I don’t know why this is. Katie is a different person, and this is a new experience in so many ways, and maybe that is a part of it. Perhaps it is the months and the miles playing their part; after all, they say that time is the great healer. But more and more, I am wondering if it is grace, pure and simple.

When we first lost A, I remember conversations with Jonathan about the crushing grief, the heavy sadness that seemed to overwhelm us at times. We wanted relief, we wanted to be out from underneath it, but at the same time, there were parts of us that hoped it never eased, because it felt as though we would then be forgetting. Letting go seemed heartless, as though the joy and love and pain we experienced with our daughter was nothing, as though it didn’t matter. It felt like betrayal. Months later, I still wrestle with this, wondering if the ease of this transition shows some lack of emotion or true connection, unveils some shallowness to the love I have for A. Shouldn’t this be harder?
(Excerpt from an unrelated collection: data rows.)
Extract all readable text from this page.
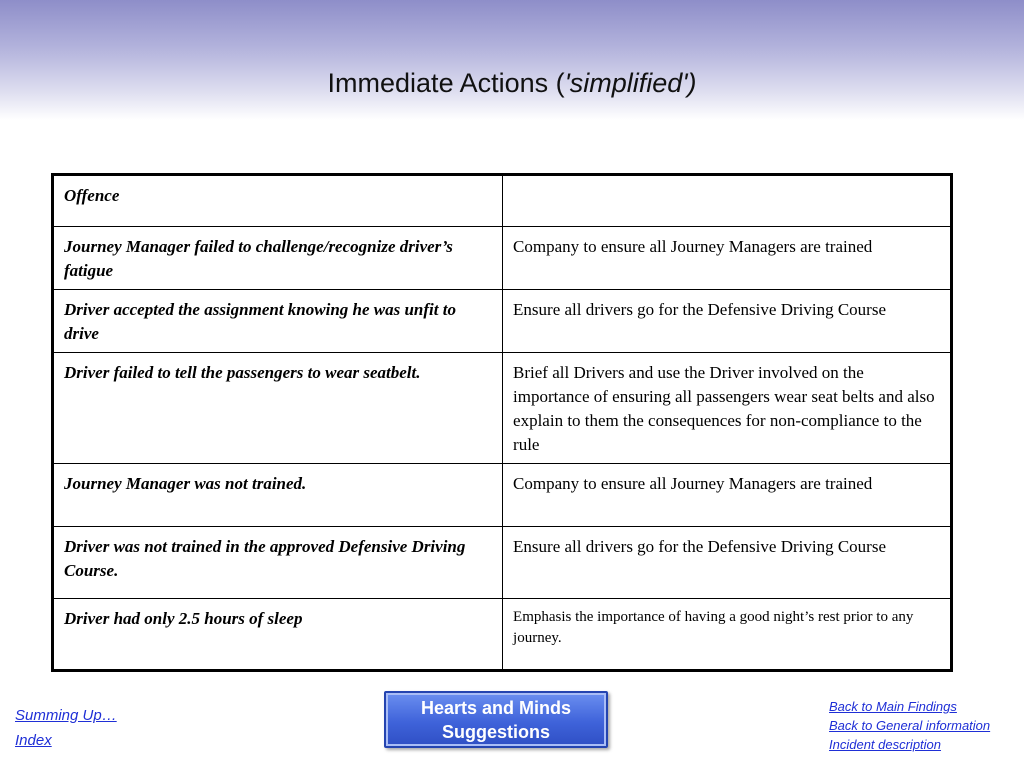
Immediate Actions ('simplified')
Offence	
Journey Manager failed to challenge/recognize driver’s fatigue	Company to ensure all Journey Managers are trained
Driver accepted the assignment knowing he was unfit to drive	Ensure all drivers go for the Defensive Driving Course
Driver failed to tell the passengers to wear seatbelt.	Brief all Drivers and use the Driver involved on the importance of ensuring all passengers wear seat belts and also explain to them the consequences for non-compliance to the rule
Journey Manager was not trained.	Company to ensure all Journey Managers are trained
Driver was not trained in the approved Defensive Driving Course.	Ensure all drivers go for the Defensive Driving Course
Driver had only 2.5 hours of sleep	Emphasis the importance of having a good night’s rest prior to any journey.
Hearts and Minds Suggestions
Summing Up…
Index
Back to Main Findings
Back to General information
Incident description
But then I look at this sweet baby girl snuggled in my arms, and I am so, so grateful that I can be fully present for her, that I can experience the joy of being her mom without also feeling the pang of loss. It is as though He has comforted the hurt (though certainly, it is still there, underneath it all), calmed the grief so that this season would be one of peace.

I do not know why I have been shown this unexpected grace, and I do not know how long it will last. But it is here, and it is real, and that is enough for today.